Arriving at her Sundance home, I experienced deja vu.

This was the avalanche house.

That man, I found out, was her father, Ted Haworth.

Then, in the catalogue of this year's Sundance Film Festival, I saw the Haworth name again. Alex, Jann's son, had directed a Sundance short.

And one of his inspirations, he told us (in a story airing this week), was his grandfather, the man at the avalanche house.

Turned out, Ted Haworth*, now deceased, had been a production designer and art director for a number of classic films: "Marty," "The Invasion of the Body Snatchers," "Some Like It Hot." Some of my favorites.

"The Longest Day," "Harry and Tonto," "The Professionals." The list goes on.

He worked with directors John Huston, Robert Wise, Sidney Pollack, John Frankenheimer, Paul Mazursky.

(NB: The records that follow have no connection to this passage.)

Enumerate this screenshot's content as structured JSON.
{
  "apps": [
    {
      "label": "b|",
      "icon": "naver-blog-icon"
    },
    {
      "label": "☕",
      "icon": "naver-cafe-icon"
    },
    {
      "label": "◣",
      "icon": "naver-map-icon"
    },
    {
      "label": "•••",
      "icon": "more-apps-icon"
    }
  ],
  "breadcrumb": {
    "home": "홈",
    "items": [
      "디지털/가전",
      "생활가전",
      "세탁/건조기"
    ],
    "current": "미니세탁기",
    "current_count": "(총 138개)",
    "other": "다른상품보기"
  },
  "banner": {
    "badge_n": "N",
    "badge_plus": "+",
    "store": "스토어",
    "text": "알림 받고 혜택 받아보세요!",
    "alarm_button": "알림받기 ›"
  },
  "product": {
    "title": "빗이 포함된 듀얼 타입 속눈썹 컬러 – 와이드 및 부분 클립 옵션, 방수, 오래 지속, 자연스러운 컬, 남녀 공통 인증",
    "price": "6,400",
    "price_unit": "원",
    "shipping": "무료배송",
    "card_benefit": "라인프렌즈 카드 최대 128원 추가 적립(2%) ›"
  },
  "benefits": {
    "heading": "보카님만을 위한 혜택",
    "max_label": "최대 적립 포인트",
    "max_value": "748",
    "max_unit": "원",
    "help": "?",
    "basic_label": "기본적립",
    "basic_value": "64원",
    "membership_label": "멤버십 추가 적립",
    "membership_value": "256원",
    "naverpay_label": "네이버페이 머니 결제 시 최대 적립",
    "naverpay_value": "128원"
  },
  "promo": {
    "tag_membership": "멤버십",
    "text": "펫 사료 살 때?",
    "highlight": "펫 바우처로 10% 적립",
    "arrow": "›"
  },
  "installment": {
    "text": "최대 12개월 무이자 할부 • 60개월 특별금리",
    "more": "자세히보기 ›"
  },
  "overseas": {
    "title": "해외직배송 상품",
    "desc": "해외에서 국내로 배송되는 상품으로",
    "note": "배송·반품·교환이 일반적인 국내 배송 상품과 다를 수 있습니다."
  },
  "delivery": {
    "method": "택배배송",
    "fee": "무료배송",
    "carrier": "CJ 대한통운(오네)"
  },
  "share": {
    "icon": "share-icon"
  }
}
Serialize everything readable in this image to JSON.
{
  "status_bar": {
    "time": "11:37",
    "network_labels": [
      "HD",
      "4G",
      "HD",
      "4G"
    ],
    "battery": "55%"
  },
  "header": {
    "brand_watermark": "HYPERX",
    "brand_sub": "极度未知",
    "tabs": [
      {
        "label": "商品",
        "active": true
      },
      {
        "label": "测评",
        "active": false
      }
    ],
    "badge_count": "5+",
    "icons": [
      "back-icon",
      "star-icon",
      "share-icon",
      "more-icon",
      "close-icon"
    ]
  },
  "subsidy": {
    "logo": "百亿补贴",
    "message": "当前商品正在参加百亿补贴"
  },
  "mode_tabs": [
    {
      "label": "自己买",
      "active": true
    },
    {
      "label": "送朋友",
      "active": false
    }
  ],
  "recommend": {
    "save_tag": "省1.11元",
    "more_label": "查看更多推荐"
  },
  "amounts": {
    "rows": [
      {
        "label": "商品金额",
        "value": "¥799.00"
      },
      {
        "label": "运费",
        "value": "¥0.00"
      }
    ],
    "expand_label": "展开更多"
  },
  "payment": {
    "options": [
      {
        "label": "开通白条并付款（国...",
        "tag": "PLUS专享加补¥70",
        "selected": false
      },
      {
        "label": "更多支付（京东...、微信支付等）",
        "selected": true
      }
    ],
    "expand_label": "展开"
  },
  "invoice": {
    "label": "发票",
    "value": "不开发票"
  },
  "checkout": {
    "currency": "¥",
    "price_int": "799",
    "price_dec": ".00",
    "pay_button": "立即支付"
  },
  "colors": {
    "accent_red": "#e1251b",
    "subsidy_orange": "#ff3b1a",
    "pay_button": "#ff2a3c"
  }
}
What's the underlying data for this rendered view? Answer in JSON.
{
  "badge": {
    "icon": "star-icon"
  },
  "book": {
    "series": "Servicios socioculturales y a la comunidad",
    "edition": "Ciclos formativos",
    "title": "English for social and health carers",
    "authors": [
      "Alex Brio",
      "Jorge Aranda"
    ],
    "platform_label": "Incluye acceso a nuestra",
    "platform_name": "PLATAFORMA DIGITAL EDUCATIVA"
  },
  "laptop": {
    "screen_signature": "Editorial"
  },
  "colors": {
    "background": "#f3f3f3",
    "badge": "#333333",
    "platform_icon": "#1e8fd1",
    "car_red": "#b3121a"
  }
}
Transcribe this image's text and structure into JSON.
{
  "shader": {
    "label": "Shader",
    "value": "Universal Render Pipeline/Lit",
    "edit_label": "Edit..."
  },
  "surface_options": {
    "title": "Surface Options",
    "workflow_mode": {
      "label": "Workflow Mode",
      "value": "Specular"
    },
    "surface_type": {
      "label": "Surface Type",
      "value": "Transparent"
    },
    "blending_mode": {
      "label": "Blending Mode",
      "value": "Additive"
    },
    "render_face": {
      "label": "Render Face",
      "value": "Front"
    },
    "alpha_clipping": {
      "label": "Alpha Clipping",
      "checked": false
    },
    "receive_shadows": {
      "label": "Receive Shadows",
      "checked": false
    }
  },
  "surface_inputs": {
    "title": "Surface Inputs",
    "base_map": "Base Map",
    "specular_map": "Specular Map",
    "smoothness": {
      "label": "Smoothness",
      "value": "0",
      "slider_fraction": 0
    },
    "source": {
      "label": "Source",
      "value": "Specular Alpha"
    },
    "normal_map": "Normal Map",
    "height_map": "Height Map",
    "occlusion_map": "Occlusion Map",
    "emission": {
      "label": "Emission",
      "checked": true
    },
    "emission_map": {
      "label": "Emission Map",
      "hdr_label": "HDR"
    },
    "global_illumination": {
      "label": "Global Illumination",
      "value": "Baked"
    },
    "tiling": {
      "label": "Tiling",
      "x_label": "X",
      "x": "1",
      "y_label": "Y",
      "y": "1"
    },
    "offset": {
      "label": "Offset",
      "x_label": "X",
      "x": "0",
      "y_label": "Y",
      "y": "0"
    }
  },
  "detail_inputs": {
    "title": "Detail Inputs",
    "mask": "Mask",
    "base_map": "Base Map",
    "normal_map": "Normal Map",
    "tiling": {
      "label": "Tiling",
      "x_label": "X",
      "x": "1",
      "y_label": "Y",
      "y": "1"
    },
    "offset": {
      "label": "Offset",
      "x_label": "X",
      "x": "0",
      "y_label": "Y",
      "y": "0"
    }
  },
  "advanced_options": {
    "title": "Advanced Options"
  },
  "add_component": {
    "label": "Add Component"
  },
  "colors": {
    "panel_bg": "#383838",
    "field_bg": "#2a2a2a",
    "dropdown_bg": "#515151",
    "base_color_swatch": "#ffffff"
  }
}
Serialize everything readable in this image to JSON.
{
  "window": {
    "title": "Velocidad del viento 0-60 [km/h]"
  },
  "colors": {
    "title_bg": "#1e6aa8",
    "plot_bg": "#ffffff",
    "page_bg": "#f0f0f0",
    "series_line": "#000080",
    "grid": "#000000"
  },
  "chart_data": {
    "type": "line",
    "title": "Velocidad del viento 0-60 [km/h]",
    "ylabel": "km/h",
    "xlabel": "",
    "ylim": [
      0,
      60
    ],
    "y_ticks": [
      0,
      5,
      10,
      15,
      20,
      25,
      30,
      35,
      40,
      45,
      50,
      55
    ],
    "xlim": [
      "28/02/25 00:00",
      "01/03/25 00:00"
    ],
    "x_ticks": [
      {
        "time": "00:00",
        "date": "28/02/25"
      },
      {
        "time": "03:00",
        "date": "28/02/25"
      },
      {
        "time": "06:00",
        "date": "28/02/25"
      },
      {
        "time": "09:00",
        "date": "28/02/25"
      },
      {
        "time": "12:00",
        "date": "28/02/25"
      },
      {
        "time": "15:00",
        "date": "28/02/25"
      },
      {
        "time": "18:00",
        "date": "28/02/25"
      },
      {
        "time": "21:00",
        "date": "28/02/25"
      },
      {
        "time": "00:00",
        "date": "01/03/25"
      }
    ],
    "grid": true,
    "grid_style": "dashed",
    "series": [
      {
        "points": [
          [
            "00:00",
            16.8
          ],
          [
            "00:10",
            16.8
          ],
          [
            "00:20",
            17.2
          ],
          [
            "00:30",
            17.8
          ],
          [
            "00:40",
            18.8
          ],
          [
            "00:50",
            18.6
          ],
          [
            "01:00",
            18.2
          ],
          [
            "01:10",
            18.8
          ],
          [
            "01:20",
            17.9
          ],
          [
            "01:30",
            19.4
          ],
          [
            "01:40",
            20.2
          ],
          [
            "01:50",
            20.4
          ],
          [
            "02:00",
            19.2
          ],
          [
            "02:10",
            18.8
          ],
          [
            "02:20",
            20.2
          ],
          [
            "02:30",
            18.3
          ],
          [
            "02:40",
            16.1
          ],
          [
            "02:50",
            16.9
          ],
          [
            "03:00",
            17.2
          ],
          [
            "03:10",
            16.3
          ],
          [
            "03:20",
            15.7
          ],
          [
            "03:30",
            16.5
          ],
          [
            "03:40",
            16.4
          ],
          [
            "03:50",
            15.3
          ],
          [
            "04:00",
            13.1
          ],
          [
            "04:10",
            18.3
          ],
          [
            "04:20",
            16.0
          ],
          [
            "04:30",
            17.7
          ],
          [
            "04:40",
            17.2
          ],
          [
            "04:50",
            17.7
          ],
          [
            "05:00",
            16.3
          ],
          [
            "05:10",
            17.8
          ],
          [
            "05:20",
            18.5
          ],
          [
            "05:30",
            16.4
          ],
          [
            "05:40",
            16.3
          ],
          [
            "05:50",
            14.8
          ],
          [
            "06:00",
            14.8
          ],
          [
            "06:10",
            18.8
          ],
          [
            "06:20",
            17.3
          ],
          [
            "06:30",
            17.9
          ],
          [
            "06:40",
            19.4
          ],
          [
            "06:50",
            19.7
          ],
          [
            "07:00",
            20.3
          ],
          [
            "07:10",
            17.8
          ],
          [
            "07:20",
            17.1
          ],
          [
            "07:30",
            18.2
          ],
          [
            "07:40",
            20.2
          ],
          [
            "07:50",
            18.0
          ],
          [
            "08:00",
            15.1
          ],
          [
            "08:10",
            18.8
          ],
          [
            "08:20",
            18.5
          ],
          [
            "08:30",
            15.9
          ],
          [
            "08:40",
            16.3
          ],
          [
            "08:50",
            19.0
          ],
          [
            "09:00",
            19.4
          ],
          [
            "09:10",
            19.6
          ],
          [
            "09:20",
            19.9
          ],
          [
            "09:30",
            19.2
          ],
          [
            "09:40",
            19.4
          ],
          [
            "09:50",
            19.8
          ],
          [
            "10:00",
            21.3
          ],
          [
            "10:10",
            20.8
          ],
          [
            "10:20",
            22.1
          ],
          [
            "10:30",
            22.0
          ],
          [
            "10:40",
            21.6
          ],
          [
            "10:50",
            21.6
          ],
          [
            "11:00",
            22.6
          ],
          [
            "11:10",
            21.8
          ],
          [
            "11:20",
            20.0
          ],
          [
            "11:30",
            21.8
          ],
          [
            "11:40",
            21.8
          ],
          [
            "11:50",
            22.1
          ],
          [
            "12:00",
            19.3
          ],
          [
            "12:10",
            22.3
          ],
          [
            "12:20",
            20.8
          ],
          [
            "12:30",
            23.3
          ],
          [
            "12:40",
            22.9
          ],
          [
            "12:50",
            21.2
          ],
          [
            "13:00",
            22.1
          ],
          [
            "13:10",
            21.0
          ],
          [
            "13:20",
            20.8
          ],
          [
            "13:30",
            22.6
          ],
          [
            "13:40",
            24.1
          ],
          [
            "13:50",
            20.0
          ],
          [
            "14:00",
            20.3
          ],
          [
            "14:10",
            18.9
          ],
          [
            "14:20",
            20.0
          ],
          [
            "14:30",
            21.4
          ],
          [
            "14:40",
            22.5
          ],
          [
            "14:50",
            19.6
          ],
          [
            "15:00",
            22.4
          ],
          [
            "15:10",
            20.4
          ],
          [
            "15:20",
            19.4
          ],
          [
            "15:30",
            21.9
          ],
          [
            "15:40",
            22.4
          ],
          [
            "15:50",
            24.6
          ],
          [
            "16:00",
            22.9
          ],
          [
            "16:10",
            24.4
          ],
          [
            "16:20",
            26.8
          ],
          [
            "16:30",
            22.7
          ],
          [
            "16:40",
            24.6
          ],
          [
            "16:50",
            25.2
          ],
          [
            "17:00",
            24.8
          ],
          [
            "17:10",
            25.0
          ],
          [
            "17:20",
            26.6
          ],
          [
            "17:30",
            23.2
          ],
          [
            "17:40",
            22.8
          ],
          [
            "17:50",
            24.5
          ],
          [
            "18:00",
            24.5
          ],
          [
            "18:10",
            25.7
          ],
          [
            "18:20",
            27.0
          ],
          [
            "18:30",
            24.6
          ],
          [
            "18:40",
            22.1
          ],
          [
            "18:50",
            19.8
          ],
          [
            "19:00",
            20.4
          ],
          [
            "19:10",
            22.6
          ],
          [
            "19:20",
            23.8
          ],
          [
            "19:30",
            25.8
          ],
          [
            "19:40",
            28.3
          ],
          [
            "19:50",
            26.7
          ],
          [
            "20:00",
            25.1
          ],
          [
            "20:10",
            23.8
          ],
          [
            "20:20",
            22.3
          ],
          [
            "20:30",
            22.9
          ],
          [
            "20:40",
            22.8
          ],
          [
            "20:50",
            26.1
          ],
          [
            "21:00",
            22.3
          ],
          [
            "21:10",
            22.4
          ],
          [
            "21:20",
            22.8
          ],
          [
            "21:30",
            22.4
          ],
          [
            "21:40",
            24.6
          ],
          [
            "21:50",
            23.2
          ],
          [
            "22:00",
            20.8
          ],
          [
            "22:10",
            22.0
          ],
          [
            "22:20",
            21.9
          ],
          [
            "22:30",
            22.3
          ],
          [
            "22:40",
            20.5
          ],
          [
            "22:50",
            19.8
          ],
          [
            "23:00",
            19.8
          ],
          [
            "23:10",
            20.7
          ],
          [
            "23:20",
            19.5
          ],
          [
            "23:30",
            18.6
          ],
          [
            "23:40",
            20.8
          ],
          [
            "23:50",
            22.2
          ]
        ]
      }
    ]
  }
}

He had one Oscar and five nominations.

He was the art director who helped create the look of the final carousel sequence of Hitchcock's "Strangers on a Train." Another great film.

He worked on Robert Redford's "Jeramiah Johnson" and, like Redford, fell in love with the mountains of Utah and, like Redford, moved here.

After Haworth died, his daughter moved from her home in England to Sundance.

I wish I'd known then, at Ted Haworth's avalanche, what I know now.

I would have liked to thank him.

"Sorry about the house. But I really like your movies."


*Apparently, show business runs in the family. Ted Haworth's father was a playwright, pretty famous in his time. His uncle was a well-known Shakespearean actor. Haworth's protégé, his son Sean, was an art director for "Transformers" and has been working on the upcoming "Avatar."